Freddie Flintoff and W.G. Together at last! W.G. Grace Ate My Pedalo is a spoof 1896 periodical from The Wisden Cricketer archives that looks at cricketing events of 2010 through a Victorian lens. Funny, irreverent and lavishly illustrated, the book draws inspiration from the exuberant sporting papers of the Victorian era to lampoon England cricketers new and old. From Queen Victoria's views on women's cricket to Freddie Flintoff's heroic defiance of the Temperance Movement, no figure - historical or contemporary - is safe. A comedy cricket book of wit, intelligence and cheek that will appeal to cricket fans of all ages, be they members of the MCC or the Barmy Army.
A laugh riot! The seemingly nonsensical "Duckworth-Lewis Cricketing Outcome Predictor Difference Engine" has actually become the WASP!!! Must read for all cricketing tragics.
Ridiculous, witty, occasionally uproarious, often rather too close to the bone, these fake Wisdens satirise all sorts, but especially the blinkered British (English) Imperialist chauvinist of the late Victorian age and his foolish take on the world, people(s), cricket, Christianity etc.
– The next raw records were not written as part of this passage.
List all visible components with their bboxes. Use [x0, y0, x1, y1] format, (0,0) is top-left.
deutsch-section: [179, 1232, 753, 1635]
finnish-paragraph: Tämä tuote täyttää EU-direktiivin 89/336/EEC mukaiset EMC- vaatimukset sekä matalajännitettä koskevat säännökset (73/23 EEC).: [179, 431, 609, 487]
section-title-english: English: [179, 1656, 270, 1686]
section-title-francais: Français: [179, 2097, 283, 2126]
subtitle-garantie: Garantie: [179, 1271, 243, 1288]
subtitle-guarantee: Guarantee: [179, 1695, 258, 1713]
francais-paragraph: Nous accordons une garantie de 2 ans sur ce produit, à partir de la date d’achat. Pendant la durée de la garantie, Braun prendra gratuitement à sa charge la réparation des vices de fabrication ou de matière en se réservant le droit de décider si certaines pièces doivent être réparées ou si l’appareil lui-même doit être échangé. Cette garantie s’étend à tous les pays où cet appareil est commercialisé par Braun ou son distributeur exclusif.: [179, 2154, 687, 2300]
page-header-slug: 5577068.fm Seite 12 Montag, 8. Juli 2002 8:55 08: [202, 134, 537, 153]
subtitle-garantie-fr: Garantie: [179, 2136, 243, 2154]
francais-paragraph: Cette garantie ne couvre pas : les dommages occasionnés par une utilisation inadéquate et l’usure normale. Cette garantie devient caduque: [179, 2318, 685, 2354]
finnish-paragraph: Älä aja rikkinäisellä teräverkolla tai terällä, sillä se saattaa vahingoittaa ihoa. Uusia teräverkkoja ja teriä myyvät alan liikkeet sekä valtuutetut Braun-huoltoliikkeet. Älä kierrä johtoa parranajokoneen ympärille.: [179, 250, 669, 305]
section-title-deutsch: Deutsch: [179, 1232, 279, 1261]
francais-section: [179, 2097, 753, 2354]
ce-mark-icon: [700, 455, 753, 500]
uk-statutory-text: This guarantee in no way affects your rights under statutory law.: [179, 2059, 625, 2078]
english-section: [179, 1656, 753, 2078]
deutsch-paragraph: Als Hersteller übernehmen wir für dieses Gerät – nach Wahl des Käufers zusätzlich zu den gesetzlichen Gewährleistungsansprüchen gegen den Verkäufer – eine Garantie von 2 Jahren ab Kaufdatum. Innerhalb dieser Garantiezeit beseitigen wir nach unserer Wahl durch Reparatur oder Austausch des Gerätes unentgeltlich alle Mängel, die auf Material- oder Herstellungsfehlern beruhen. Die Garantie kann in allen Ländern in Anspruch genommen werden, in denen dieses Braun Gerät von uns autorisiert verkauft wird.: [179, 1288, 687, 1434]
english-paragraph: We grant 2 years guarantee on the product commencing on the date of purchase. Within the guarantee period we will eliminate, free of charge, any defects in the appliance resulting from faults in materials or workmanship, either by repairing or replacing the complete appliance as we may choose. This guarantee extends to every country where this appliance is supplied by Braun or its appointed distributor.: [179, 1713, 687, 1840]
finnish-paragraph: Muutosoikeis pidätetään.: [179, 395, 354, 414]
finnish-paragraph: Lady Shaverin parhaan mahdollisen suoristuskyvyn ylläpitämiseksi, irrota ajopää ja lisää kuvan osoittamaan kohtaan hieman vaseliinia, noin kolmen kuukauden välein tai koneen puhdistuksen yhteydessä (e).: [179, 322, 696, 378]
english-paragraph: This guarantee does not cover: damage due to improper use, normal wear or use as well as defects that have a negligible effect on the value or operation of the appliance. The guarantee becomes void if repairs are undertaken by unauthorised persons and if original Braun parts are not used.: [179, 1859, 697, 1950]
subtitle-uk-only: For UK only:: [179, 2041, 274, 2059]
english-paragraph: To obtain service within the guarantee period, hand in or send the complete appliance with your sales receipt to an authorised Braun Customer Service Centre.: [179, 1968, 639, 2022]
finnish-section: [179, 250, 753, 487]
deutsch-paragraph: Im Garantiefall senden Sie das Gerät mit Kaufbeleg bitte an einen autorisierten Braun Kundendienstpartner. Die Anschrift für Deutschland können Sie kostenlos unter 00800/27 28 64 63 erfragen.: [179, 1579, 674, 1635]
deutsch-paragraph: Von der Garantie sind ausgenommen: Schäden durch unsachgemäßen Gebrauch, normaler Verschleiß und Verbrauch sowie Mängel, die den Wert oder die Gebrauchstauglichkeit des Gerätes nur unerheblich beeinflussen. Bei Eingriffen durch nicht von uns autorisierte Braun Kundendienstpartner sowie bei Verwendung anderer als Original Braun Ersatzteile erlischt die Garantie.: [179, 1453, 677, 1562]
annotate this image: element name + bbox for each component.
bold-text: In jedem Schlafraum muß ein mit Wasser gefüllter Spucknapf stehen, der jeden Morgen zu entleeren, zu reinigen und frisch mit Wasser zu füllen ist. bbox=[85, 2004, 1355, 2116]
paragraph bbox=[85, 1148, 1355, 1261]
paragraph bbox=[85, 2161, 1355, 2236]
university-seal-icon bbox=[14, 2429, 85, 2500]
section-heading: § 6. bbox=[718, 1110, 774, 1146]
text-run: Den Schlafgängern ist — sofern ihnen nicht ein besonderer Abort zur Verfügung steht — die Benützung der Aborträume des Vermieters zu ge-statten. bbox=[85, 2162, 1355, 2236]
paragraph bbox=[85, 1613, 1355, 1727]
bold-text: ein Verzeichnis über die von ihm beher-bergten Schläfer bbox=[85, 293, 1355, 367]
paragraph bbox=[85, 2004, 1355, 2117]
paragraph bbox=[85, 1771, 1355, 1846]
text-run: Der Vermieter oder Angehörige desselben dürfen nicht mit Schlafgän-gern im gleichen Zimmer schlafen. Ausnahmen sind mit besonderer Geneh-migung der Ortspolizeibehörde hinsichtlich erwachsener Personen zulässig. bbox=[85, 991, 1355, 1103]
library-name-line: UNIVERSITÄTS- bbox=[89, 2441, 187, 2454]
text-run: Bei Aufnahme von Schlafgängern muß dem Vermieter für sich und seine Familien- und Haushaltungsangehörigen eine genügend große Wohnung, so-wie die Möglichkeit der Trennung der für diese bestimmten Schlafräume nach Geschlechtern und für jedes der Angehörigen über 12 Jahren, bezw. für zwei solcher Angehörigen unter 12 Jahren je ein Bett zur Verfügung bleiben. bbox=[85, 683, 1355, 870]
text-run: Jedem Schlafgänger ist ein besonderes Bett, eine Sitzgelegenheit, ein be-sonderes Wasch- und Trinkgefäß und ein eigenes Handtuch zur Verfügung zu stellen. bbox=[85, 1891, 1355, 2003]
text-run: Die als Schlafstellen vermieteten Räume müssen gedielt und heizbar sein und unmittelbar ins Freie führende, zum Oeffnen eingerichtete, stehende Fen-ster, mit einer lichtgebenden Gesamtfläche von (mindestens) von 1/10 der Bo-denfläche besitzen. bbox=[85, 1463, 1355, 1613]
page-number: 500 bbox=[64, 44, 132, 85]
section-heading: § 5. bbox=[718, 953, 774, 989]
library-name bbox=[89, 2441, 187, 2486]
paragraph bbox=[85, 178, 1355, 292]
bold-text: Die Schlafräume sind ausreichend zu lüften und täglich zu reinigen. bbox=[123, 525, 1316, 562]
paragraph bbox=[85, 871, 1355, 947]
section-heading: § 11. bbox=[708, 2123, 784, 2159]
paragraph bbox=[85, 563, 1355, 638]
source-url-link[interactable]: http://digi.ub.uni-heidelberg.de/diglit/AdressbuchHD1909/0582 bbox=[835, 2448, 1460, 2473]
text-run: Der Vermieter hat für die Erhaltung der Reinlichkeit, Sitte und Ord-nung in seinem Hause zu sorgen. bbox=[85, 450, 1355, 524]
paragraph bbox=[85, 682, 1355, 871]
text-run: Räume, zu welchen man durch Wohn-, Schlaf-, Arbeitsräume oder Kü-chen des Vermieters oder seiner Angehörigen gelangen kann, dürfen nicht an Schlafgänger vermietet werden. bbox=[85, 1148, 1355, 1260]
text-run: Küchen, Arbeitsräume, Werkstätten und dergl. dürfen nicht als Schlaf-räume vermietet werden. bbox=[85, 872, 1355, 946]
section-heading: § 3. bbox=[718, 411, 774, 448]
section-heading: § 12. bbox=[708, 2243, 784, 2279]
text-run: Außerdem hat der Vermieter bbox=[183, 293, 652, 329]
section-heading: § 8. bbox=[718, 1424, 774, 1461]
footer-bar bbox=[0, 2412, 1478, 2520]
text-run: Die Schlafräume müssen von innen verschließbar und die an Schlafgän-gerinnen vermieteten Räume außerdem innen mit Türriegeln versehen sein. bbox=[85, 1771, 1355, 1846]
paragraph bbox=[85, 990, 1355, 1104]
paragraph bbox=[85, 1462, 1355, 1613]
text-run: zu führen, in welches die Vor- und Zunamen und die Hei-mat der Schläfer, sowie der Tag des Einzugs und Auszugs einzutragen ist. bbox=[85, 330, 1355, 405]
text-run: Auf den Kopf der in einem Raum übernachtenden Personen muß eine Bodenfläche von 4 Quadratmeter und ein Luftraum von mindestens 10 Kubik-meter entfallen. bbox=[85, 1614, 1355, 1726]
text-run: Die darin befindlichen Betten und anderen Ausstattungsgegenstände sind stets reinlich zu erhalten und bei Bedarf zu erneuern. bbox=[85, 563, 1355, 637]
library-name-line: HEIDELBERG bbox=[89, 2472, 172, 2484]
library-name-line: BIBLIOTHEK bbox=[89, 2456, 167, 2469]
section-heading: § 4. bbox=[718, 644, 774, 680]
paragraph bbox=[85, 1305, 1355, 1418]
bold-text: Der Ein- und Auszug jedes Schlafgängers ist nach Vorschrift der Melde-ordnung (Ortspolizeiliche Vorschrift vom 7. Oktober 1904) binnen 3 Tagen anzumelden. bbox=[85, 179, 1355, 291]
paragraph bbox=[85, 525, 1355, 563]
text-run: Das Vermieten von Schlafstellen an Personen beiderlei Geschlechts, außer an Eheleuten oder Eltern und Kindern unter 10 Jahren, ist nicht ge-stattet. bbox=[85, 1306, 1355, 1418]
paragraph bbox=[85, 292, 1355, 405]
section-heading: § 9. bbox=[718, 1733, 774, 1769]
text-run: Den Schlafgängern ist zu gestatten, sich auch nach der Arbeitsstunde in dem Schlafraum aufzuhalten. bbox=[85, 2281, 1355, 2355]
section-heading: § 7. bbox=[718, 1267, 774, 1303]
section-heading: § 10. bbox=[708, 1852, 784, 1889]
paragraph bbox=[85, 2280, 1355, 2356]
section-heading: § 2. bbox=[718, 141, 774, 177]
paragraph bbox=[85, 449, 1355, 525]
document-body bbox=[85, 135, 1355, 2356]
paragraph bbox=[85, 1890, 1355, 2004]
The typesetting, typefaces and illustrations do a great job of conjuring up the periodicals of yesteryear - and the text takes no prisoners in its crass re-imagining of a pretty self-satisfied epoch whose writing was on the wall even in 1896… an innings like that just couldn’t last.
A delightful spoof compendium of cricket journalism from 1896, allegedly four quarterly editions of "The Wisden Cricketer". Uses humour to illustrate the casual snobbery, racism and misogyny endemic in those days.
Suitably irreverent british humour, diverting, even ingenious in bits. On the whole though it was not inspired. A somewhat average score on a benign pitch.
This is a book with a single joke extended over far too many pages. The wit and creativity was exhausted on the title. Not funny, a waste of time and space.